Lost In Coupland

 

From Scotland on Sunday (February 13, 2000)

by Tom Lappin

TIME can be cruel. The sixth novel from the Canadian who chronicled the neon-lit consumerist purgatory of the late 20th century finds him casting around in his own back catalogue for ideas. No longer the bright literary voice of a disgruntled generation, Coupland is stuck in transit between freshness and authority.

Miss Wyoming is his least satisfying work to date because it seems so conventional, without the brisk, incisive life-snippets of Generation X, the alternative spirituality of Life After God, or the exuberant apocalyptic flamboyance of Girlfriend In a Coma.

Miss Wyoming is an all-American tale of celebrity, bad parenting and a familiar search for redemption. Its heroine, Susan Colgate (an almost self-parodic Coupland name) is a pristine graduate of the child beauty pageant circuit, a sometime sitcom star in a cheesy confection called 'Meet The Blooms'.
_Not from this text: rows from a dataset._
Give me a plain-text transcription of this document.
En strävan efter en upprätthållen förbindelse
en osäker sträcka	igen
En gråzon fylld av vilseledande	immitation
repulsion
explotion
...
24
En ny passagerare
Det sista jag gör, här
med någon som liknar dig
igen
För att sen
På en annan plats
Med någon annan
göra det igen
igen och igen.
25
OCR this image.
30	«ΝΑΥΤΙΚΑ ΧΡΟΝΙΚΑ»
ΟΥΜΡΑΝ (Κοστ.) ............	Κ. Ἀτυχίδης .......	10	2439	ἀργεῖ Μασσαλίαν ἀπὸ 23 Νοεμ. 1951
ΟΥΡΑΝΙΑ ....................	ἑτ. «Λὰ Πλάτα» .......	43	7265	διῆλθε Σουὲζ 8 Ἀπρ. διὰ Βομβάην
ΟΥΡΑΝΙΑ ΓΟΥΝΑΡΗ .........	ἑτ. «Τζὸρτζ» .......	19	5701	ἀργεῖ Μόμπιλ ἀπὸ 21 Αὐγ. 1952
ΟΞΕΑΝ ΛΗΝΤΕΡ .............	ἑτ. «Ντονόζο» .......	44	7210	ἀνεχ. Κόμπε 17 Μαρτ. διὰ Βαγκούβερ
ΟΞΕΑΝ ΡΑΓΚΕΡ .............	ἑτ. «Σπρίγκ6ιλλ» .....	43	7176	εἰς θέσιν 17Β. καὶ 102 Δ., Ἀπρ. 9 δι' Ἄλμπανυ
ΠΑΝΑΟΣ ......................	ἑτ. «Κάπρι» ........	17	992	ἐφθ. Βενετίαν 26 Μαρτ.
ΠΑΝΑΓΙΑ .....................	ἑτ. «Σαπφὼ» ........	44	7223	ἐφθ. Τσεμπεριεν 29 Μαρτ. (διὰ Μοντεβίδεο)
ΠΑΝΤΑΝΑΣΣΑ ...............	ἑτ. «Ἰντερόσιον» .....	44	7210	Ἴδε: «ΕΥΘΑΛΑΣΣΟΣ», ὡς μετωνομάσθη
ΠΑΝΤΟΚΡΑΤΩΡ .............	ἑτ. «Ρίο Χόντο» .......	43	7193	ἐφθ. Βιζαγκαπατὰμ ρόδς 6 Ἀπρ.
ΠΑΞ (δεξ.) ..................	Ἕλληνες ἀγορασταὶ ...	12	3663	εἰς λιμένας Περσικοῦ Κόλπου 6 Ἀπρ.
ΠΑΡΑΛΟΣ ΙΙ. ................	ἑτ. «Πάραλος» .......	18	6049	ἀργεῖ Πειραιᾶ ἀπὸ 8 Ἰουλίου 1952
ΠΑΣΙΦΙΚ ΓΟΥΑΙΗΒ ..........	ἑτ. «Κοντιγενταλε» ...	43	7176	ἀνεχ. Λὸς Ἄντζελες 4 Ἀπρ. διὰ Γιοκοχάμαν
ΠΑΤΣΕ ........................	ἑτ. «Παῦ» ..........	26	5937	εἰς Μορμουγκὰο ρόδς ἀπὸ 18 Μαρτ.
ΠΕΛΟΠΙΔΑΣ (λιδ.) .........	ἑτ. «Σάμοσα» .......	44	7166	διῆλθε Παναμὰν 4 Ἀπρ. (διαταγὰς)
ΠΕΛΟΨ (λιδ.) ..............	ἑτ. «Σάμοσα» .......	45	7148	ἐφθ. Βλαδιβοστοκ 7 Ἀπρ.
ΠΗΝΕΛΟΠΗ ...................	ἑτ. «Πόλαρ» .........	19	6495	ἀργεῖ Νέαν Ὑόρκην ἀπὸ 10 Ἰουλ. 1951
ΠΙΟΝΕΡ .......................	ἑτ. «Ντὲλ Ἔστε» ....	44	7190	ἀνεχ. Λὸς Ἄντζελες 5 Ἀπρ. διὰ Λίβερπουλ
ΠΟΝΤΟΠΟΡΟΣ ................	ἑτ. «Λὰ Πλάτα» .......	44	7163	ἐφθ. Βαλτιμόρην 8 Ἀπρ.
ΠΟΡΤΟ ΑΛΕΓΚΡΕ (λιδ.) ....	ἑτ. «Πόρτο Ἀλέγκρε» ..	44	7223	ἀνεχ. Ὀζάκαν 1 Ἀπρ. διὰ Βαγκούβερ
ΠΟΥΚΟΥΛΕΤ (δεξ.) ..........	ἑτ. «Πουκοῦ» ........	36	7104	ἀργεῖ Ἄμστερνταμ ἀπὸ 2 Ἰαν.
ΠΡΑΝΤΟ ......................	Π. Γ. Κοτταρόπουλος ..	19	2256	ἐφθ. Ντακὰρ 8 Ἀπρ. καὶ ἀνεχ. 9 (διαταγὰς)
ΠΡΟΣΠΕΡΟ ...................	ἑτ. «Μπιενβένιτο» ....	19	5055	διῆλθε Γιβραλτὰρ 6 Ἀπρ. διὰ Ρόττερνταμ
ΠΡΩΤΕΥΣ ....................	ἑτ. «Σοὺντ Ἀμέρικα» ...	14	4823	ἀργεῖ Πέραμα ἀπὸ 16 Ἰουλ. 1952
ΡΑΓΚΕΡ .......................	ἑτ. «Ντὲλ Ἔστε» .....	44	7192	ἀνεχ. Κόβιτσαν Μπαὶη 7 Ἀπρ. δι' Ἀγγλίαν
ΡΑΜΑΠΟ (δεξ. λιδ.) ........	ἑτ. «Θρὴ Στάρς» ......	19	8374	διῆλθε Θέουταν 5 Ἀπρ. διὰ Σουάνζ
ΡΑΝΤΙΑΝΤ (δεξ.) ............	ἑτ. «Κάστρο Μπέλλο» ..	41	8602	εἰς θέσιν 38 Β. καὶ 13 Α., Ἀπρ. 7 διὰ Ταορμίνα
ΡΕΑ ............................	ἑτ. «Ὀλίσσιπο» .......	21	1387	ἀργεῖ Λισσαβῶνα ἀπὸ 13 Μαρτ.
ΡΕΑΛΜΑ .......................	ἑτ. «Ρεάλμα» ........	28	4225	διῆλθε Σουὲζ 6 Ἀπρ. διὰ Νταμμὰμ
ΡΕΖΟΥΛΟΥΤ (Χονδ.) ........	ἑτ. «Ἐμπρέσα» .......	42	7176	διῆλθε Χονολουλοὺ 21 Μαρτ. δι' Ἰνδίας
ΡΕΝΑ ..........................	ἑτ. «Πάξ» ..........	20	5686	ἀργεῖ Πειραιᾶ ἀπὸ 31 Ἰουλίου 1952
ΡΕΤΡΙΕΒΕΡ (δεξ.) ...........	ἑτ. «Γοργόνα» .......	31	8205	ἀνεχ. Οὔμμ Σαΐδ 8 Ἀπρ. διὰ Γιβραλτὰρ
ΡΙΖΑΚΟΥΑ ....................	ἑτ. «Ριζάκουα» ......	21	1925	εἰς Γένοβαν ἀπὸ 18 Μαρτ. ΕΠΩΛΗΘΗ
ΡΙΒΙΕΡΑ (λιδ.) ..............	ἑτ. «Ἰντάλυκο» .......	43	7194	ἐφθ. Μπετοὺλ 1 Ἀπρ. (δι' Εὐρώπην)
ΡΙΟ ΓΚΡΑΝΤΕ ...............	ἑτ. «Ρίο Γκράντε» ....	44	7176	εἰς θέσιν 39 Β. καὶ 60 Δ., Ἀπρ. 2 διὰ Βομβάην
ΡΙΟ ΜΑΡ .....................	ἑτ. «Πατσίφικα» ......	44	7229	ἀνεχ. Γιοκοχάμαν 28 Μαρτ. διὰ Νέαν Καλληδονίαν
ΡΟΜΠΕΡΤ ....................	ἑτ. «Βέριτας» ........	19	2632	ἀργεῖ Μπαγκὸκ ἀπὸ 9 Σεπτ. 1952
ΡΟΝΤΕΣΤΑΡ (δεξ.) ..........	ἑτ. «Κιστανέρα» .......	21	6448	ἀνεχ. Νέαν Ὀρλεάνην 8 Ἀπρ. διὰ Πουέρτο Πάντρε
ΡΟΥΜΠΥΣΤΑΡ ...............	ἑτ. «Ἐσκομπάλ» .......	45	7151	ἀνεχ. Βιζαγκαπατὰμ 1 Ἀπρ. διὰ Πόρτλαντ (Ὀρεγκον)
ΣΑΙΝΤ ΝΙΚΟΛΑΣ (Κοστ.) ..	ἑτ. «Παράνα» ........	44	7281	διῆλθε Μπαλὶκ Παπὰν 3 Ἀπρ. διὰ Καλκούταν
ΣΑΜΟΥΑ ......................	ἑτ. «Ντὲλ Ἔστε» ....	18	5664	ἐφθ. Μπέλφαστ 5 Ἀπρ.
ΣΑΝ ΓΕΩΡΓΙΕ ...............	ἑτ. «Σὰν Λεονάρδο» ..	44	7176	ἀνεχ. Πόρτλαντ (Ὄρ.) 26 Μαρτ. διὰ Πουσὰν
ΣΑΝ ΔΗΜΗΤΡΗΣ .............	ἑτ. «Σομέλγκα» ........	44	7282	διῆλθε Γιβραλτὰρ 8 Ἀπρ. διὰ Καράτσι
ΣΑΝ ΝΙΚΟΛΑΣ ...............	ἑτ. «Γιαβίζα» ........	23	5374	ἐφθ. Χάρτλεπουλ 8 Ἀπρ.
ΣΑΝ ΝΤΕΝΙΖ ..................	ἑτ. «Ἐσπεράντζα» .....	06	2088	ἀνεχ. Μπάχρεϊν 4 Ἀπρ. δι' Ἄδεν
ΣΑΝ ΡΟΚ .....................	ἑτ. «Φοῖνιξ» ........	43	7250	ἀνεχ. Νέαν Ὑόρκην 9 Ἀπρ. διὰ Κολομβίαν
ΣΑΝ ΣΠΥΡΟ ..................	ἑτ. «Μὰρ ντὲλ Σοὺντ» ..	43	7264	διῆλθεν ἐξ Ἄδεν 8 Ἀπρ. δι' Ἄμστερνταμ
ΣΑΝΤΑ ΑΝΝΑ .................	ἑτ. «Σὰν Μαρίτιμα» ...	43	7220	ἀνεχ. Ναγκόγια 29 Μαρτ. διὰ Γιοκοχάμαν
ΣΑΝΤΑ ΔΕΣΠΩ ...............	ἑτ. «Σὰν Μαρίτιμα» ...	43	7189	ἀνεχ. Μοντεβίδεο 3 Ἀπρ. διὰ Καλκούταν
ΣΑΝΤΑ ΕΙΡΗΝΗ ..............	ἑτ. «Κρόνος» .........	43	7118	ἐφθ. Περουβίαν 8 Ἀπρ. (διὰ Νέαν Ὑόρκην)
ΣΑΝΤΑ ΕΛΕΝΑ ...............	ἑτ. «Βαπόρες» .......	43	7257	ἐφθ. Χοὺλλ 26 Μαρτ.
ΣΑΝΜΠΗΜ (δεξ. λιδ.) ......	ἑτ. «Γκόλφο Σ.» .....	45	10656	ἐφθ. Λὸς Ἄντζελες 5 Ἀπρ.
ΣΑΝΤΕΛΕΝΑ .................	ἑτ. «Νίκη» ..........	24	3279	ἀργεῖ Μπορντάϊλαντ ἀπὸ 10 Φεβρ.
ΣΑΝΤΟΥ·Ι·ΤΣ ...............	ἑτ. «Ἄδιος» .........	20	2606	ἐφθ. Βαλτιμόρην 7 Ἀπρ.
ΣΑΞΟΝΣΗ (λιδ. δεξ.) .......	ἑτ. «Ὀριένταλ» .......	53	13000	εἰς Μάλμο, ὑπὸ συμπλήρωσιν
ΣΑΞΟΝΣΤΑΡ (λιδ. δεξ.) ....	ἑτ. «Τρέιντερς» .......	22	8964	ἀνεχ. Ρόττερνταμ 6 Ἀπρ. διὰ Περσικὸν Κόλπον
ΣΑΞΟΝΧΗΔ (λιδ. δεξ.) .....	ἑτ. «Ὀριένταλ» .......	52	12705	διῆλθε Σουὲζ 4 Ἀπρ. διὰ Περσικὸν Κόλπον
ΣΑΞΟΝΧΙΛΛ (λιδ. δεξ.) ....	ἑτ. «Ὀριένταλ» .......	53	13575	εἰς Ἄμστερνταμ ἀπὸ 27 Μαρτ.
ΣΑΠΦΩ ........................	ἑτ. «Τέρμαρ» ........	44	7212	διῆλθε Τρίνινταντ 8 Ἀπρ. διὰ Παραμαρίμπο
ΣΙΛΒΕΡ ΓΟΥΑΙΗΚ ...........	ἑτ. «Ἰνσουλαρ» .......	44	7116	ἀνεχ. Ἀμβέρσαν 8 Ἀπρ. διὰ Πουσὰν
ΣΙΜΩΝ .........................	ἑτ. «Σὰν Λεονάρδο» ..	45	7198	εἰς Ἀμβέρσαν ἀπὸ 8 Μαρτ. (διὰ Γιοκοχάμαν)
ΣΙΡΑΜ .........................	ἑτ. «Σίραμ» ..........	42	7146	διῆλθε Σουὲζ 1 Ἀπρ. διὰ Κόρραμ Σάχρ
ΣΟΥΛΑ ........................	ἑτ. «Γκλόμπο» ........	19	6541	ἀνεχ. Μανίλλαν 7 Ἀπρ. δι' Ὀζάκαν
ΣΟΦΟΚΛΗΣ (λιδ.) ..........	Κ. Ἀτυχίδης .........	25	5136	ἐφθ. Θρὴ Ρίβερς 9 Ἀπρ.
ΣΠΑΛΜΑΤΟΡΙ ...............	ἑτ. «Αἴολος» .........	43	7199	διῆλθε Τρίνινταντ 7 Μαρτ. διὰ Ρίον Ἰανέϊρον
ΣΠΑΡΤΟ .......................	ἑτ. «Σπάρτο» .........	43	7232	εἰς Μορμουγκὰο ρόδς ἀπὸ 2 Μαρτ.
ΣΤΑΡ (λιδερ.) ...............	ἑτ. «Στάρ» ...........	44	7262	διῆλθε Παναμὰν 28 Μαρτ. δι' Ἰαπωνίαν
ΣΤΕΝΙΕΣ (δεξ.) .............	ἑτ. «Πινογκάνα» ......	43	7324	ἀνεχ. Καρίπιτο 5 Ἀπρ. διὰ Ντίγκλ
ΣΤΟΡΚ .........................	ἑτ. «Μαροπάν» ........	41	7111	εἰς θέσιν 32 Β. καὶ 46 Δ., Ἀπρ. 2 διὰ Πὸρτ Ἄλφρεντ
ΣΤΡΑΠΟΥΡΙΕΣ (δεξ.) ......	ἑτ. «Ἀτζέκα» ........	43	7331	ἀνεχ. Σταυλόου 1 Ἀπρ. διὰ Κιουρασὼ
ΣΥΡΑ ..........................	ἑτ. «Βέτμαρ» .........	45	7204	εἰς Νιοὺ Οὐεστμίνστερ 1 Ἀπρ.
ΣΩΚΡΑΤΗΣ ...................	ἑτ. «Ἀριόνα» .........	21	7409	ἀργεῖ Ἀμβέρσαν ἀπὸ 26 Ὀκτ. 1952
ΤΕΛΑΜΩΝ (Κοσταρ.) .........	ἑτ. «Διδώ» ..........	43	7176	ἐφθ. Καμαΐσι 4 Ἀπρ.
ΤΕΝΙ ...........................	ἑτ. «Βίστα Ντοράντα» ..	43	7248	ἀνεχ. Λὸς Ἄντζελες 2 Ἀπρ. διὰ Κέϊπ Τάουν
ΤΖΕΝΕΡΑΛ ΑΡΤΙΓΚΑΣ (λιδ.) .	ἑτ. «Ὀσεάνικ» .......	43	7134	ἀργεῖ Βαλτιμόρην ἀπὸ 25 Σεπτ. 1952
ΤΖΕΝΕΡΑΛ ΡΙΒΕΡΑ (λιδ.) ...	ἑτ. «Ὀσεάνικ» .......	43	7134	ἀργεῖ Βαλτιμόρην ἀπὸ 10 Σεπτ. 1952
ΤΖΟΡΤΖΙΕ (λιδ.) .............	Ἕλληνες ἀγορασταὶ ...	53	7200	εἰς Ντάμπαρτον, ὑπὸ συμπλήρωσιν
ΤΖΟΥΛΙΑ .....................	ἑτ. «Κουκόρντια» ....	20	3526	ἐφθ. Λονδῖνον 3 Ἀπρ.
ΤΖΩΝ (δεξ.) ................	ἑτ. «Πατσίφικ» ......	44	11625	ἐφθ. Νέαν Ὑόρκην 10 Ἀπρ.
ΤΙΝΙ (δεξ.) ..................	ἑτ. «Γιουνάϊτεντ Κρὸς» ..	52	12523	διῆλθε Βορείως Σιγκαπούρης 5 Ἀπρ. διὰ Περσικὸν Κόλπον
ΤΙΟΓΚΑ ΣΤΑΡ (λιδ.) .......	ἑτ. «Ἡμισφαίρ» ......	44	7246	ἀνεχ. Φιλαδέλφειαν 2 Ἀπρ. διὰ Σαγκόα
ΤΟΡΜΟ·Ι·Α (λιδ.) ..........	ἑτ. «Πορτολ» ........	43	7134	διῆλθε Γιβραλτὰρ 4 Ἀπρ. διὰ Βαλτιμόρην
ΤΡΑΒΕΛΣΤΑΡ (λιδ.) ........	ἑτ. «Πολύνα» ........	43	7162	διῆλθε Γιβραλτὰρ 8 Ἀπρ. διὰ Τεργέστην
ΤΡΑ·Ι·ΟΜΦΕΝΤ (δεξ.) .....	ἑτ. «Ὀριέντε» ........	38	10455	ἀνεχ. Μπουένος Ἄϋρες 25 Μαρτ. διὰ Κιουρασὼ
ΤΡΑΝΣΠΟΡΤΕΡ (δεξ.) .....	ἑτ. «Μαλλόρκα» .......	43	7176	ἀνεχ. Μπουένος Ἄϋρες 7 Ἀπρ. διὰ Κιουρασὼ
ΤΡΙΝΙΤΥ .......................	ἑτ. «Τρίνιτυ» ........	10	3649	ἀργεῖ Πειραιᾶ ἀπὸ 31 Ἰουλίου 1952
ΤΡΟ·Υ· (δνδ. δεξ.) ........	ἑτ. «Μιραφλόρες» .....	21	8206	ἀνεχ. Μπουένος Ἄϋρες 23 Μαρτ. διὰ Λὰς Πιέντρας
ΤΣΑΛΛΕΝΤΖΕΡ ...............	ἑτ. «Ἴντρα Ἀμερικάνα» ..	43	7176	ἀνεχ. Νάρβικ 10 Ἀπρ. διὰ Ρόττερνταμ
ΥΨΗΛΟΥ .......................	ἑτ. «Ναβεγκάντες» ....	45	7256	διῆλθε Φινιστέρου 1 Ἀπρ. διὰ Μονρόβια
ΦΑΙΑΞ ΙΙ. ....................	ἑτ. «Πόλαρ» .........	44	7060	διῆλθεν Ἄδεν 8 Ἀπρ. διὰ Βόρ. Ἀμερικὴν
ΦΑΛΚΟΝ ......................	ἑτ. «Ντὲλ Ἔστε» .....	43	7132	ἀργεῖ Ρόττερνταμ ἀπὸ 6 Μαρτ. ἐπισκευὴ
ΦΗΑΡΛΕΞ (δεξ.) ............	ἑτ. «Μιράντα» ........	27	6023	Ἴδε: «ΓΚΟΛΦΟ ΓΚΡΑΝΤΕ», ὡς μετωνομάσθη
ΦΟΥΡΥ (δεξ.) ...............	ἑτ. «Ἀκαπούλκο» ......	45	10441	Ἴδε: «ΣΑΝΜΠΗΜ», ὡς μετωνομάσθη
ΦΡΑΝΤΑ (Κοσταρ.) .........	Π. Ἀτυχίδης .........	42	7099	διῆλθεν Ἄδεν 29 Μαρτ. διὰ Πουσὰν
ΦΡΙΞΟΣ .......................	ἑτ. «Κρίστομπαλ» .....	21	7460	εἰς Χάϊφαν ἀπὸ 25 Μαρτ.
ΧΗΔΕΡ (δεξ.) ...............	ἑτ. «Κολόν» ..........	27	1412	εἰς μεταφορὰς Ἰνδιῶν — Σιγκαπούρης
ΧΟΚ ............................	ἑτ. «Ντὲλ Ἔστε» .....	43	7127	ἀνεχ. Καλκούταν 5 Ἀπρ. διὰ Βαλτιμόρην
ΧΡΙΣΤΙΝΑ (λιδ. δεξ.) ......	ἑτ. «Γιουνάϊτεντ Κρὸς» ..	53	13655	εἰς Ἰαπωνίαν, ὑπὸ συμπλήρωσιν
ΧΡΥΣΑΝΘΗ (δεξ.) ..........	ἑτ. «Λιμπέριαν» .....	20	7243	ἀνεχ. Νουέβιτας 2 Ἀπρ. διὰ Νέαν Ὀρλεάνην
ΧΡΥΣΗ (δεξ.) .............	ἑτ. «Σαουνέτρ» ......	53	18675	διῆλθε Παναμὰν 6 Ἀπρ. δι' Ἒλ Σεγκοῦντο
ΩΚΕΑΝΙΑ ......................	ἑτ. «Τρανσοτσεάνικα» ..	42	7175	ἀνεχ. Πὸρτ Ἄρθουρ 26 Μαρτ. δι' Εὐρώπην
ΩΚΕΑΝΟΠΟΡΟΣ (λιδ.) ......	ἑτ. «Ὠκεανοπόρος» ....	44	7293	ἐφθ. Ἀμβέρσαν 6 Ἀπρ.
Her paramour is John Johnson (another dose of Coupland archness present and correct) who has been spat out by the Hollywood he courted. A producer of action films and enthusiastic consumer of the lifestyle and chemicals that accompany the job, he has emerged from a crisis of faith looking for a Susan-shaped saviour.

In its way, it's as formulaic a romance as any product of the Mills & Boon factory. Susan and John are destined to exchange tepid musing about the futility of celebrity, and find in each other the substance to fill the chasm created by the bleakness of fame and success.

Coupland's satirical take on celebrity is somewhat hamstrung by occupying the same territory as Bret Easton Ellis's Glamorama, and Coupland just doesn't have the same degree of staying power to match Ellis's scabrous relentlessness. Instead he gives us a gentler picture of an artificial life, although Susan always seems capable of maintaining her serenity, even when dogged by a psychotic mother who had raised her to be a star from as soon as she could put on a pre- teen lipstick.

In her mid-20s, with her career already in a freefall of its own, Susan is the only survivor of an air-crash, left sitting pretty and unscathed in her seat (58A) in a sorghum field, scattered around her the debris, limbs, baggage and food trays of her fellow passengers. It's a neatly sardonic take on the sanctity of the star, surviving, while the impersonal extras are so much dead meat.

Susan uses the disaster to escape her identity, wandering off from the wreckage in search of a saner life. Johnson does the same, drifting away from a box-office hit to live as a bum, eating from McDonald's refuse bins, looking for some meaningful existence in the clichd poetry of the American road.

Neither escape succeeds, each has to make a partial return to their previous existences, to make vague compromises. In that sense Coupland seems to embrace what has always been alien to him, a romantic conservatism. In an LA of psychics, net freaks, wannabe scriptwriters and embittered Hollywood pros, Coupland displays a disappointingly trite belief in romantic salvation. For a man who used to be a generational visionary, it's a step backwards.